Ultimate Fighting champion Jon Jones took down Vitor Belfor, and that was pretty much that. Even though he was fighting with a damaged arm, Jones assumed command of the bout and by unleashing the most lethal elbows in mixed martial arts.

It’s a formula that has, in just 18 months, made him one of the most decorated and dangerous fighters in UFC history: takedown, batter with elbows, finish. His opponents usually come out of fights looking like they had their faces raked along barbed wire.

His ground and pound is the deadliest in the sport, bar none.

The script flipped early, this time, though. Belfort, the massive underdog, didn’t come to be pummeled and surrender meekly.

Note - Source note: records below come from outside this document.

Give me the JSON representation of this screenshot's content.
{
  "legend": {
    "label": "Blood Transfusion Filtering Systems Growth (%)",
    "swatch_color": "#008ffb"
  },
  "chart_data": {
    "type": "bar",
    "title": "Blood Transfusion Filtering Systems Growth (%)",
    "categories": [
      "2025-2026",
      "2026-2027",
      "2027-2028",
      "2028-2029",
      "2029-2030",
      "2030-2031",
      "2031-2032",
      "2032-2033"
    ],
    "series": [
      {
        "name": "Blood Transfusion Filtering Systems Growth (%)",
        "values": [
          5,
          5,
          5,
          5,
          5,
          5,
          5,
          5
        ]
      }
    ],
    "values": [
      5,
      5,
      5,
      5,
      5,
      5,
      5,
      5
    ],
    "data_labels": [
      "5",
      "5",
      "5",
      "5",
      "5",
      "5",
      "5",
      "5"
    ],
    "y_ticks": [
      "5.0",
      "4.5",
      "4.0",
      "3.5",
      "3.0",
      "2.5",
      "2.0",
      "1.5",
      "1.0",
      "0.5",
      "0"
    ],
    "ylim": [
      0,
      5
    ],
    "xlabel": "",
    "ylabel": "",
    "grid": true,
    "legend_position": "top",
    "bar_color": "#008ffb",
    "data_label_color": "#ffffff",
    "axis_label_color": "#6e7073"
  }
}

And as Jones was preparing to do his thing, Belfort caught him in an arm bar. He appeared about to snap Jones’ right forearm as the crowd roared.

“I heard it popping,” Belfort said of Jones’ arm.

But Jones, who was on his way to becoming Public Enemy No. 1 among UFC fans, refused to tap and give away his title. And he fought an entire fight with an arm that he believed to have suffered nerve damage.

He fought flawlessly and methodically, breaking down Belfort before submitting him in the fourth with an Americana keylock. It would have been a brilliant performance under the best of circumstances, but considering Jones may have trouble using the arm to hold his coffee cup on Sunday, it was beyond amazing.

“Jon Jones did look unbeatable,” UFC president Dana White said.

That invincibility, along with the quirky, carefree personality he showed at the post-fight news conference, will make him plenty of fans.

He angered a large portion of them by declining to fight Chael Sonnen on Sept. 1 at UFC 151 on eight days’ notice, which resulted in the first cancellation in UFC history.

But he put that long past him on Saturday, in a way reminiscent of his early days as champion.

On March 19, 2011 at UFC 128, the night he won the title from Mauricio “Shogun” Rua, Jones stopped a mugging. At the post-fight news conference that night, he animatedly described it, drawing laughs from all who heard him speak.

He brought that light-hearted version of himself with him on Saturday. He said he knew he would be booed, and so he tried to counter it by walking to the cage to Bob Marley’s “Could You Be Loved?”